AI’s global concentration—where 90% of advanced compute lies in a few nations (OECD 2023)—risks widening digital inequality. India’s emerging “deep-tech democracy” seeks to democratise compute, data, and talent, enabling inclusive, citizen-centric AI.

Understanding ‘Deep-Tech Democracy’ in India

  1. ‘Deep-tech democracy’ refers to India’s model of state-led, public-good-oriented technological development that treats AI as a shared societal resource rather than proprietary capital.
  2. Through the IndiaAI Mission (2024), India aims to decentralise access to computation, datasets, and skilling so that innovation is not confined to elite institutions or global corporations.
  3. It is anchored in the Samaj–Sarkar–Bazaar framework, integrating society, government, and markets to ensure ethical, accountable, and inclusive technological progress.

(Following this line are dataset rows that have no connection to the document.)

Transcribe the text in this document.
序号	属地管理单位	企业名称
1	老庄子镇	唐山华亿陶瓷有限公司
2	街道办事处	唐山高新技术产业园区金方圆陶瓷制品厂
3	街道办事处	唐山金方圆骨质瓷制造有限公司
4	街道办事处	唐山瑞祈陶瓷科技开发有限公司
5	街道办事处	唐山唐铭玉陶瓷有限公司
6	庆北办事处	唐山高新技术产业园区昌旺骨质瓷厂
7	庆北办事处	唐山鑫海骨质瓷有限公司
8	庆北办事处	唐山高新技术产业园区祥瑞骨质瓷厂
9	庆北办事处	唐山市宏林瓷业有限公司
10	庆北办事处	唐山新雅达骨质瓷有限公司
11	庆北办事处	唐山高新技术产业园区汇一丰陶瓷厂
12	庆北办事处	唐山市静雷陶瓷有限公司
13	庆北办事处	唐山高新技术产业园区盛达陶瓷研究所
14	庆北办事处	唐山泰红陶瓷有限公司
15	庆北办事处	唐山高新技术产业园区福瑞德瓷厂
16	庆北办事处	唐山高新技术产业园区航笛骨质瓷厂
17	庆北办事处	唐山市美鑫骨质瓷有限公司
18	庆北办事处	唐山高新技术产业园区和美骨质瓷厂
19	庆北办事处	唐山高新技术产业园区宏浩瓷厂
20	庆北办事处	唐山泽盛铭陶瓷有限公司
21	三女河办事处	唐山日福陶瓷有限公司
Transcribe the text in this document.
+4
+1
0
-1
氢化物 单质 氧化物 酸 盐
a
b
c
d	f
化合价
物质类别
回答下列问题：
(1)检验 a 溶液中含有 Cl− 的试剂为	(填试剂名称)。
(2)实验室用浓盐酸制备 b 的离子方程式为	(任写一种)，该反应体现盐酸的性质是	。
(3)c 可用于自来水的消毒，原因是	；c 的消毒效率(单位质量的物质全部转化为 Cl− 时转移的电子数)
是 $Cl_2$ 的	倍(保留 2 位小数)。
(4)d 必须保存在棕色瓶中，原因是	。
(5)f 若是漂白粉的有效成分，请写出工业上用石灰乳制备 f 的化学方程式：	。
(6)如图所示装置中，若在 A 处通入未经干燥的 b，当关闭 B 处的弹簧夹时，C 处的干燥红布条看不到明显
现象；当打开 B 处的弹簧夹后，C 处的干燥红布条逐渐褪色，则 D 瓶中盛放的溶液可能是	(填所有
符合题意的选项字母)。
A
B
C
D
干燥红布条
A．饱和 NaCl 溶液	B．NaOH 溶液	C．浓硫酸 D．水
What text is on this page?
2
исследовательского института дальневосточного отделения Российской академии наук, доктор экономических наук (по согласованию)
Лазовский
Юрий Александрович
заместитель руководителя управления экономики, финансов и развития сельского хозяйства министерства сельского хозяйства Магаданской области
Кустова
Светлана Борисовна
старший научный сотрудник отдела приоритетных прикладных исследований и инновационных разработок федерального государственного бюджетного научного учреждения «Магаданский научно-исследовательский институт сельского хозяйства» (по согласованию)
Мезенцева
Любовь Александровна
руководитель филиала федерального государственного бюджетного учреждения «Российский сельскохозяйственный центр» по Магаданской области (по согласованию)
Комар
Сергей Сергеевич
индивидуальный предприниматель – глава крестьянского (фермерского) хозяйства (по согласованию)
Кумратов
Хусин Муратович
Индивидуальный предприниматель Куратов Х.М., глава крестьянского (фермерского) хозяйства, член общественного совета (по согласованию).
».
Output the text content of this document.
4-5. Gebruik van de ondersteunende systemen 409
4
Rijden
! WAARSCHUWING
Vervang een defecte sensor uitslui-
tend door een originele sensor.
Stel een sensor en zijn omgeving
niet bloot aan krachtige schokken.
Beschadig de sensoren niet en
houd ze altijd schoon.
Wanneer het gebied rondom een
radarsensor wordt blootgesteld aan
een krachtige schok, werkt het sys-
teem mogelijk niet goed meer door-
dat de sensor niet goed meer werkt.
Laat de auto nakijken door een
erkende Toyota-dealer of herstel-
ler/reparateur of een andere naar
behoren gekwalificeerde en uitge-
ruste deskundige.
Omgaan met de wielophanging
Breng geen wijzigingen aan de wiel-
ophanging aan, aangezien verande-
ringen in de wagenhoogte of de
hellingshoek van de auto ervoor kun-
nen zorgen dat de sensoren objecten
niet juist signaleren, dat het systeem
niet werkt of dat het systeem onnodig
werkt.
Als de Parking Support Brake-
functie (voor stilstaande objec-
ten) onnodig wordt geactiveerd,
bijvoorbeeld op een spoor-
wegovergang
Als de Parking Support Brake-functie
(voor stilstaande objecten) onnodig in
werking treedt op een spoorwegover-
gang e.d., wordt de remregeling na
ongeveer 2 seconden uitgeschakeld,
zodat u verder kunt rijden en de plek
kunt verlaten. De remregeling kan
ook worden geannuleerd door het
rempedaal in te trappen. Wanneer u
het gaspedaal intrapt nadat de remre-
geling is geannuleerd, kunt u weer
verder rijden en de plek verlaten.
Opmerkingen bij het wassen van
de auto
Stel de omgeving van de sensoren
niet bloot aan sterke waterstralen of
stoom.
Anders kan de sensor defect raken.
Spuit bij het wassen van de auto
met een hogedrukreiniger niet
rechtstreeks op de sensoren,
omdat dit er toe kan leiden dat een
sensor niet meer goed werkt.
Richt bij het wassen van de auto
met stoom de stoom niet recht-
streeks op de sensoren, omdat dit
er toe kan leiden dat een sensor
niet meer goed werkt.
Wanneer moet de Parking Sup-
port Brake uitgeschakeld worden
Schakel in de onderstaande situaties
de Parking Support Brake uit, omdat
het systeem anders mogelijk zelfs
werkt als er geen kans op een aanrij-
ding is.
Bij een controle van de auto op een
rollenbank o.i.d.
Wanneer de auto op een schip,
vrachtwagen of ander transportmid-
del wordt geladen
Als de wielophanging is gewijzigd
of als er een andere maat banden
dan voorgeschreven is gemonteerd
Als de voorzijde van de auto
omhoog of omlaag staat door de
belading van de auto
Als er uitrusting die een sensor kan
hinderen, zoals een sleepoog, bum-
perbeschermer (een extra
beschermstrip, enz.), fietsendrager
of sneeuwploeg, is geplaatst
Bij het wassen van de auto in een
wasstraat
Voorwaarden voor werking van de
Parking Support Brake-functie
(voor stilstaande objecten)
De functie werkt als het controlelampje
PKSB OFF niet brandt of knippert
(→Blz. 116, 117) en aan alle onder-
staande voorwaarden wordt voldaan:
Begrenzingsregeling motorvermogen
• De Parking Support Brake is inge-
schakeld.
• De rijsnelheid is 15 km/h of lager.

Role of Shared Compute in Democratizing AI

  1. Reducing the Compute Divide: India’s deployment of 38,000+ GPUs under the national AI compute grid provides affordable high-performance compute to start-ups, students, and researchers. This contrasts sharply with global monopolies where a few firms—OpenAI, Google, Amazon—control frontier compute, restricting innovation in the Global South.
  2. Enabling Grassroots Innovation: The compute grid allows: AI-based crop advisory models for small farmers. Local-language applications for governance and citizen services. Affordable R&D for deep-tech start-ups such as in healthcare diagnostics, climate modelling, and precision agriculture. This mirrors the success of DPI systems such as UPI, where shared infrastructure led to innovation at scale.
  3. AI as a Public Utility: By socialising compute costs, India reduces entry barriers. Start-ups no longer require millions of dollars for GPU access, promoting equitable participation rather than algorithmic dependency on global tech giants.

Critical Perspective

While transformative, challenges remain:

  1. Public compute infrastructure must avoid bureaucratic bottlenecks
  2. Ensuring fair access across states and institutions is essential
  3. Power shortages and cloud dependence could create operational vulnerabilities

Open Data as the Second Pillar of Inclusion

  1. AI Kosh and Local Contextual Datasets: Over 360 curated datasets across agriculture, health, climate, and governance are being made available through AI Kosh. This tackles a major gap identified by UNESCO’s 2023 AI Readiness Report—the Global South’s dependence on Western datasets that fail to represent local realities.
  2. Linguistic Inclusion through Bhashini: Digital India Bhashini, backed by Project Vaani’s 150,000 hours of speech data, enables AI systems in 22 Indian languages—critical in a country where only 11% are English proficient.
  3. Governance Use Cases: Open datasets enable AI applications in: Precision agriculture (e.g., crop disease prediction), public health surveillance (e.g., TB and maternal health analytics), urban mobility and disaster forecasting. This strengthens evidence-driven policymaking, fulfilling NITI Aayog’s vision of “AI for All” (2018).

Critical Concerns

  1. Ensuring privacy-by-design is essential to avoid data misuse
  2. Need strong data anonymisation standards under DPDP Act
  3. Avoiding dataset centralisation that could marginalise smaller states

Conclusion

As Amartya Sen argues in Development as Freedom, true progress expands people’s capabilities. India’s deep-tech democracy advances this ideal, ensuring AI becomes an empowering public good rather than an exclusionary privilege.